私たちの周りには、どんな状況でも「自分の非を認めない人」がいます。
彼らの脳内では防衛システムが働いており、単なる意地やプライドの問題ではありません。
「自己保存の本能、認知的不協和の回避、そして権力欲の維持」――「ごめんなさい」という六文字は、単なる言葉ではなく、自己崩壊の危機そのものなのです。
被害届を出しても、警察の方に「悪人は決して非を認めない」と言われる事例からも分かるように、法的手続きすら彼らの防衛メカニズムを崩せない場合があります。
なぜ彼らはここまで頑なに非を認めないのでしょうか?彼らの心理メカニズムを解き明かすことで、厄介な人間関係への対処法が見えてくるかもしれません。
以下の3つの視点から解説します。
1. 自己保存の本能
悪人の多くは、自分の非を認めることが自己の崩壊につながると無意識に感じています。
彼らの自己イメージは、「私は正しい」という一本の糸で吊るされた豪華なシャンデリアです。

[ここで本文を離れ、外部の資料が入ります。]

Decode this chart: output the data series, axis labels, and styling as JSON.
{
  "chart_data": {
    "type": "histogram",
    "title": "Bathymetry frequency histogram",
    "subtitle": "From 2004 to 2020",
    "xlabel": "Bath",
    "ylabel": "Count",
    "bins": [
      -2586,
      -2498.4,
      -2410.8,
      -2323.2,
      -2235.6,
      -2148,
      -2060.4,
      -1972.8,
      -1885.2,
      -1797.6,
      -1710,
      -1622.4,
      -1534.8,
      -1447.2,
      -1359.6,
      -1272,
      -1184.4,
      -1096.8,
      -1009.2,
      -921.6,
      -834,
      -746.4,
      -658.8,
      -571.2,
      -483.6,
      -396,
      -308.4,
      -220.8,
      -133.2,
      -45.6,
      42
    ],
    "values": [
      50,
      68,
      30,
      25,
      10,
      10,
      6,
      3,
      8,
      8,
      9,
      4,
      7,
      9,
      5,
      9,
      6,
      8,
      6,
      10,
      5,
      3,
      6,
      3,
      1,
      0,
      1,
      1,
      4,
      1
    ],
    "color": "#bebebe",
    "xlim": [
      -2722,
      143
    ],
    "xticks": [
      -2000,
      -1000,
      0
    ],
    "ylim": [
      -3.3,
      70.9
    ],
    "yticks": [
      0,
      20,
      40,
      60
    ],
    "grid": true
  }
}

この糸が切れれば、見事に粉々になってしまいます。
これは、精神分析学でいう「防衛機制」の一種で、特に以下のものが関与しています。
- 否認:「そんなことはしていない」と事実を完全に拒絶する。
- 合理化:「自分には正当な理由があった」と説明し、罪を正当化する。
- 投影:「自分ではなく、相手が悪い」と責任を転嫁する。
こうした防衛機制を駆使することで「自分は間違っていない」と信じ続けています。
彼らの脳内では、「私は正しい」というフェイクニュースが24時間365日、休みなく放送されているのです。
2. 認知的不協和の回避
認知的不協和とは、「自分の行動」と「自分の信念」が派手に衝突したときに生じる強いストレスです。
脳内では騒動が起きていて「ええっ、これ本当に私がやったの?」というパーティーが始まっています。

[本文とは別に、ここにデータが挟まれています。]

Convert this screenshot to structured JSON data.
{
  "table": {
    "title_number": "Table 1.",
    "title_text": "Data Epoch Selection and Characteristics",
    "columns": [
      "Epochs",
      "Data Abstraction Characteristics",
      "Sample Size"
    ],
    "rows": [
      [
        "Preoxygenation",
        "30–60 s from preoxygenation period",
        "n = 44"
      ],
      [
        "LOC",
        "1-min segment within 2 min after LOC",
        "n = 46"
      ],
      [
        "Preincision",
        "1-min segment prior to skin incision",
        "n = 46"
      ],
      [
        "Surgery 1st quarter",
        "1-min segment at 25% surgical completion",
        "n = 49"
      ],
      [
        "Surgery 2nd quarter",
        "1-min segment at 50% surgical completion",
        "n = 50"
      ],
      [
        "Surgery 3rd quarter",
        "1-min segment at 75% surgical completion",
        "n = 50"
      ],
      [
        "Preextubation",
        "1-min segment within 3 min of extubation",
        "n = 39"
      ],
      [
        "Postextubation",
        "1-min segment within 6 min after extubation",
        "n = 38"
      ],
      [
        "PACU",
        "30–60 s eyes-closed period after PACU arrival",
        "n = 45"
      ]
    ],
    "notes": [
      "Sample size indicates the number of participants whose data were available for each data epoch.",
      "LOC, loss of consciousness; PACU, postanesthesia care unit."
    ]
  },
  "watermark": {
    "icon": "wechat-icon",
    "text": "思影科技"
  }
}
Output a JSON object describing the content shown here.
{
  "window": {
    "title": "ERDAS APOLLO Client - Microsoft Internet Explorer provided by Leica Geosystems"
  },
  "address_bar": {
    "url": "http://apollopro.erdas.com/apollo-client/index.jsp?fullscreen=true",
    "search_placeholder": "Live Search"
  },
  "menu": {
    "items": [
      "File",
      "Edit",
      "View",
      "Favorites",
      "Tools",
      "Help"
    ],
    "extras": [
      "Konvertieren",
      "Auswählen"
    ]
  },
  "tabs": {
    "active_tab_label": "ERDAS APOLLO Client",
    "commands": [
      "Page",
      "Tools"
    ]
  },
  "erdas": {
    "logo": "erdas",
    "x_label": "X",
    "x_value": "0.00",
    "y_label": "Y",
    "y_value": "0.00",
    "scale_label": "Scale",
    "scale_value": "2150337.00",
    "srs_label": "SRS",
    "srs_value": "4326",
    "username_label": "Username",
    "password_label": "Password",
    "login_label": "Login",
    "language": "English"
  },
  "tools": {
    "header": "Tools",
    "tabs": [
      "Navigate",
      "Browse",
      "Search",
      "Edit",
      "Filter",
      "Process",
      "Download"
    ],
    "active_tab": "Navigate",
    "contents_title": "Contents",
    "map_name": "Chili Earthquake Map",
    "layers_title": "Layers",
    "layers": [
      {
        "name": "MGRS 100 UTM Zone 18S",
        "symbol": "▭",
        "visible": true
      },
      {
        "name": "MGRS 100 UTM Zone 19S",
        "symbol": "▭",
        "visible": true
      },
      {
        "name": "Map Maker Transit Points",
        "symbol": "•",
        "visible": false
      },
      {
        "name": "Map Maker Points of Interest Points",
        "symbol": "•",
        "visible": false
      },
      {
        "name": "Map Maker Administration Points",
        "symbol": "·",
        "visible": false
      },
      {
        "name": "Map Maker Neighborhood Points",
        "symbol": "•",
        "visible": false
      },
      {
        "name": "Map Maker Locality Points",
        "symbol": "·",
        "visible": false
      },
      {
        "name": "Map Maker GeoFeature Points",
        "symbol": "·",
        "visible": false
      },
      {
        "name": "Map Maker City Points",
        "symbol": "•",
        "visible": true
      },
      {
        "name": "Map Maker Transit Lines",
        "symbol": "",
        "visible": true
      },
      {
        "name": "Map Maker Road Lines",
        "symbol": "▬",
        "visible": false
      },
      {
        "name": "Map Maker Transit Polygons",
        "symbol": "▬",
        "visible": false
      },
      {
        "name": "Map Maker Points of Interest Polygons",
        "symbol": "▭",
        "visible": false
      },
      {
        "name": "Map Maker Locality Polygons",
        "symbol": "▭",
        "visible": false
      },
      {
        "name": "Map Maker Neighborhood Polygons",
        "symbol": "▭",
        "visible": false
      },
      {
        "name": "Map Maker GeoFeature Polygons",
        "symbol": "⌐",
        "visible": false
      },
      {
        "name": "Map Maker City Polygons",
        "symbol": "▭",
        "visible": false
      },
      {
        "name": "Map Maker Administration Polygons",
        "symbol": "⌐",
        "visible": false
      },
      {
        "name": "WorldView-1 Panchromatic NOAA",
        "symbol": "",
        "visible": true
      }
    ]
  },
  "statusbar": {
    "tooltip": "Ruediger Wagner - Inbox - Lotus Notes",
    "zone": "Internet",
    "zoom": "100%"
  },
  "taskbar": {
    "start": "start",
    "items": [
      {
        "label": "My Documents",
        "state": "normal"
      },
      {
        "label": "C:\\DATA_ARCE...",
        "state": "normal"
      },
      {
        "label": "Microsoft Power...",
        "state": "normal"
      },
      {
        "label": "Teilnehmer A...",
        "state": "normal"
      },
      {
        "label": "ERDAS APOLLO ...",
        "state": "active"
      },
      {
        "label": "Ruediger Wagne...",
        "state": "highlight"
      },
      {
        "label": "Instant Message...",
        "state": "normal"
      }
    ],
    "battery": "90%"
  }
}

悪人は、自分を「悪」と認識することに耐えられません。高級レストランでステーキを注文したのに豆腐が出てきたときのような、耐え難い落胆です。
例えば、詐欺師が「自分は人を騙す悪人だ」と思えば、精神的な負担が大きすぎて、自尊心に影響を与えます。
「悪い人間」という重りを背負って生きるのは、雪山をサンダルで登るくらい大変です。
そのため、彼らは「騙される方が悪い」「これは正当な取引だ」と考え、自己を正当化します。
彼らが非を認めないのは、「自分を悪人だと認めることは、精神的に耐えられない」からであり、自分の人格という砂の城が、真実という波に洗い流されることを恐れています。
3. 権力欲とコントロールの維持
悪人の多くは「支配欲」や「権力欲」が強く、他者を操ることで優越感を得ます。
まるで人間関係を自分だけのチェス盤に変え、周囲の人々を駒のように動かして楽しんでいるようなものです。
自分の非を認めることは「立場の弱体化」や「支配権の喪失」と直結するため、彼らにとって大切な「王座」から引きずり下ろされる恐怖に等しいのです。
- サイコパス:他者を支配し、自分の思い通りに動かすことを最優先する。
- ナルシスト:完璧な自分のイメージを崩せない。非を認めると「無価値な存在」になってしまうと感じる。
- マキャベリスト:他者を操作するために嘘や欺瞞を駆使し、責任を回避する。
こうした人々にとって、「非を認める=敗北」であり、それを避けるためにあらゆる手段を講じます。
彼らの謝罪回避術は、オリンピック競技になれば間違いなく金メダルを総なめ出来るほどです。
結論|悪人は「生存戦略」として非を認めない
悪人にとって謝罪は「生存戦略」です。
悪人が絶対に非を認めないのは、彼らにとって 「自己保存」 の問題だからです。
1. 自己崩壊を防ぐため(防衛機制)
2. 自分を悪だと認めるストレスを回避するため(認知的不協和の回避)
3. 支配力を維持するため(権力欲)
つまり、悪人にとって「非を認めること」は「精神的な死や社会的な敗北を意味するため、最後までそれを拒否する」のです。
こうした心理を理解することで、彼らの行動をより冷静に分析し、適切な対処ができるようになります。